Driving to Nogales, Arizona, to see my dentist in Nogales, Sonora, I chuckle at giant signs near the U.S.-Mexico border: No weapons or munitions allowed.
In Mexico, nearly 70 percent of the 106,000 guns recovered from 2011 to 2016 by the U.S. Bureau of Alcohol, Tobacco and Firearms were traced to the United States.
Stop all those dangerous criminals coming across the border to “rape and rob us?” What a “Catch-22” when most weapons in Mexico originate from our NRA playground.
I want to see the best dentist I’ve found in years, since the ’70s when Dr. Jane Witner in Hanover, New Hampshire, who had shiny lavender equipment and gave me organic fruit juice while I waited.
Dr. Sanchez is a polite young man who doesn’t mess around. He and his able assistant Lupita are so efficient yet laid-back. I don’t mind going to the dentist, after being traumatized last year by the Tucson guy who charged nearly four times as much.

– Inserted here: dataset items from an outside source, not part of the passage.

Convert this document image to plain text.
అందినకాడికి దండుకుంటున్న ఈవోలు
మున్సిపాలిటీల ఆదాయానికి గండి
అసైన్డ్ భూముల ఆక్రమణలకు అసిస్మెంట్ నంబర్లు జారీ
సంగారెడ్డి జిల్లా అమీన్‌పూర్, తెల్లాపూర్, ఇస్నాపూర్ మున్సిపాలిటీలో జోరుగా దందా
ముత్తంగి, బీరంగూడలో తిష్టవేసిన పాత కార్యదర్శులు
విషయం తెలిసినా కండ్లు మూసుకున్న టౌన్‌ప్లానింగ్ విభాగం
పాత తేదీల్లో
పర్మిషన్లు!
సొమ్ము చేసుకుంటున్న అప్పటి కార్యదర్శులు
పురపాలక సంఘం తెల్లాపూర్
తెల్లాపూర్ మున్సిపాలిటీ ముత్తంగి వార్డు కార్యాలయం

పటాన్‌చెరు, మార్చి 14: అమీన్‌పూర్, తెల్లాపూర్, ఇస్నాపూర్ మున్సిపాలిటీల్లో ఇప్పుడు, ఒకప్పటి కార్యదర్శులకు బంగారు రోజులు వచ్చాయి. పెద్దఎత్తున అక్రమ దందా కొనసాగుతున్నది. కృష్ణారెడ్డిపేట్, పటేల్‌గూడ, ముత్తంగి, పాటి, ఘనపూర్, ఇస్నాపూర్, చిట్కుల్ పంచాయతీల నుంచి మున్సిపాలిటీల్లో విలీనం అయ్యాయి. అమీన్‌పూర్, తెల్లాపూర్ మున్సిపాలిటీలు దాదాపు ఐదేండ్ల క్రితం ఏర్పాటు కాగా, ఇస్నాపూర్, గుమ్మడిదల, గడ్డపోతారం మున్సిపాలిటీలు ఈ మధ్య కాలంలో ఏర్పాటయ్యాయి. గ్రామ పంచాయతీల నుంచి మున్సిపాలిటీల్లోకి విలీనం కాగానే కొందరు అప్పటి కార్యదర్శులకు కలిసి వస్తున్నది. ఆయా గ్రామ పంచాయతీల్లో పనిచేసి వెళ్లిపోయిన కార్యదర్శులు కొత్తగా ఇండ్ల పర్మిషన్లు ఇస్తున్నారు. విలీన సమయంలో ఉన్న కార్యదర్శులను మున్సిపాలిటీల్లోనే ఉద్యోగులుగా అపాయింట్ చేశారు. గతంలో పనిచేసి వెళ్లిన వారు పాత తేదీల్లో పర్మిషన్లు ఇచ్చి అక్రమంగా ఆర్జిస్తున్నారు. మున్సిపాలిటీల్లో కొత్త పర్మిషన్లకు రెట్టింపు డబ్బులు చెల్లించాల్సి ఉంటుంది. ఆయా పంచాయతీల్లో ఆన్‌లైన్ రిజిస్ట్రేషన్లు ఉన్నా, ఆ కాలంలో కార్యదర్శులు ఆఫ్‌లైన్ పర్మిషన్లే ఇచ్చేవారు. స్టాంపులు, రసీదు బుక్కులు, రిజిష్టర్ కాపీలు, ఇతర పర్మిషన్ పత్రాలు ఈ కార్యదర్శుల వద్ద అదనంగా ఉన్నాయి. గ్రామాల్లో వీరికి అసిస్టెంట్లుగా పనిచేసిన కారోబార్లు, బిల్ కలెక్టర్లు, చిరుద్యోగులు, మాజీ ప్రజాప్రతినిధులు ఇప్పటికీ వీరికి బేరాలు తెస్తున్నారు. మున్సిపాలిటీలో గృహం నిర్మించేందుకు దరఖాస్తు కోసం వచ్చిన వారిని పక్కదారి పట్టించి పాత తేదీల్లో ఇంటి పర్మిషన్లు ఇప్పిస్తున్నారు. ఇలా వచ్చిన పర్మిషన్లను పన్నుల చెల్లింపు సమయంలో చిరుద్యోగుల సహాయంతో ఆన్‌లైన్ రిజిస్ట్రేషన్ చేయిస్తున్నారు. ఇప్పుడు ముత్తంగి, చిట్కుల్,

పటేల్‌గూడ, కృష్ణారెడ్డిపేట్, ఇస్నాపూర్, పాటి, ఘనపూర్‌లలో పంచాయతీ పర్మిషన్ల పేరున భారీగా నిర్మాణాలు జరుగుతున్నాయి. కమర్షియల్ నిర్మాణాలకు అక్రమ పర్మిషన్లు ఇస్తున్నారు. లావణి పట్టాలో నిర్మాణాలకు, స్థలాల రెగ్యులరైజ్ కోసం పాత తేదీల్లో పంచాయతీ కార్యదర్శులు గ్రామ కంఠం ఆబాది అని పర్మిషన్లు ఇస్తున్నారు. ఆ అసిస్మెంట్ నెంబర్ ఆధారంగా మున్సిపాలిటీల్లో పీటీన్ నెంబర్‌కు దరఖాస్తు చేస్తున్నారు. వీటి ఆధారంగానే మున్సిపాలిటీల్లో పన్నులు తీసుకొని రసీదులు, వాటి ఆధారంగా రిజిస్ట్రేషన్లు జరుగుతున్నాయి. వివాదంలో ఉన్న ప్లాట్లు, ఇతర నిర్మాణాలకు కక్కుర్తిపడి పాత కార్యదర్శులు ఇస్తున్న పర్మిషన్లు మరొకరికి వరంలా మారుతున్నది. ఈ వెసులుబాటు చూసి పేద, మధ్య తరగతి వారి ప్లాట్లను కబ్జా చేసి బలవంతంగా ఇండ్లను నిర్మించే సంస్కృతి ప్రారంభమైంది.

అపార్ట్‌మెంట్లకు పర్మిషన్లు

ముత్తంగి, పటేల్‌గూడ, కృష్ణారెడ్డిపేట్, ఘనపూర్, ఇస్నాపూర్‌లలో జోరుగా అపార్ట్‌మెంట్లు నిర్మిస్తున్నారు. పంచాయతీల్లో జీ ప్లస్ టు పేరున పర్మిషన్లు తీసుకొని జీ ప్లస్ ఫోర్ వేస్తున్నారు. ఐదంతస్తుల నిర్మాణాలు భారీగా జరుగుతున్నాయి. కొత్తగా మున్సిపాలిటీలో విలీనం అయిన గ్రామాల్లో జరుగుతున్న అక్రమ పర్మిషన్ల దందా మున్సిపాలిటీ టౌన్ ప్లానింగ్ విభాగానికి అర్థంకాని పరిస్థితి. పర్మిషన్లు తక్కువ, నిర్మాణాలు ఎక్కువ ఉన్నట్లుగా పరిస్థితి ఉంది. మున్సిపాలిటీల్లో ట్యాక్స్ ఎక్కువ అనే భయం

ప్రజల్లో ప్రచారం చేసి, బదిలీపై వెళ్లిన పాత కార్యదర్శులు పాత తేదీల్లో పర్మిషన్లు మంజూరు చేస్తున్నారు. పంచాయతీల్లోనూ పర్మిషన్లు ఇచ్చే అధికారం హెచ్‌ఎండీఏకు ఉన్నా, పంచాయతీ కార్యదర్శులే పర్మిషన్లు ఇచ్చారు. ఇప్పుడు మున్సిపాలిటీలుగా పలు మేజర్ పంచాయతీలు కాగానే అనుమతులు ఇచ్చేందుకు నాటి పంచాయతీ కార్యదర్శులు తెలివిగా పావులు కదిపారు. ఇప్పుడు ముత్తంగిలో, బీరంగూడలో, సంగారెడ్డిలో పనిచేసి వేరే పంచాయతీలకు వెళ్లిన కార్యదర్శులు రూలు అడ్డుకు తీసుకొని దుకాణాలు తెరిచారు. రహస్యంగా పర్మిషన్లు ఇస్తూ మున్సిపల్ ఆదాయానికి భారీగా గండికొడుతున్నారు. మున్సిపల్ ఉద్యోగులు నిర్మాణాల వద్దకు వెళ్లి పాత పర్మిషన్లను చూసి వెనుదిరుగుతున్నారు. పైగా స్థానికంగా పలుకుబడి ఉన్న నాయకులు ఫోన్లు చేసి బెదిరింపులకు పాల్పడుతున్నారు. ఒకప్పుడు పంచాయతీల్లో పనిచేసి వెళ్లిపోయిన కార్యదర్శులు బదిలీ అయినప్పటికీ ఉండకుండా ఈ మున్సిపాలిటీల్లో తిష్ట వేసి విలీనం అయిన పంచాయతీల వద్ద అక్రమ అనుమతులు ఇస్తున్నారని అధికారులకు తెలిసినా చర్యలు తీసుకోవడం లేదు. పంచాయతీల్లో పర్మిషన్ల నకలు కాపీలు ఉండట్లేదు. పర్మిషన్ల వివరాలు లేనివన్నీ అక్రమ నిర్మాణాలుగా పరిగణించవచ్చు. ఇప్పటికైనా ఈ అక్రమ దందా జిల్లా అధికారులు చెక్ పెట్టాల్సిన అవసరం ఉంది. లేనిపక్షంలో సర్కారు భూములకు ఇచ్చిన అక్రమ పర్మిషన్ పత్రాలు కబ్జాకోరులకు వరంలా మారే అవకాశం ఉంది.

Lupita gets a lavender paper bib for me. She translates for Dr. Sanchez who speaks some English. They both like my hair color, a darker purple than the bib. Lupita chats in Spanish to Dr. Sanchez.
“Uh-huh,” he usually responds.
I complain to Lupita about the trump nightmare, how he needs to be gone. She says, “First they have to catch him!”
“I love refried beans,” she tells me. “I don’t think Americans like them so much.”
“Are you kidding? I hope this doesn’t take long. I can’t wait for La Roca’s refried beans. They’re the best!”
Connecting with human beings in other parts of the world, well, makes us more human.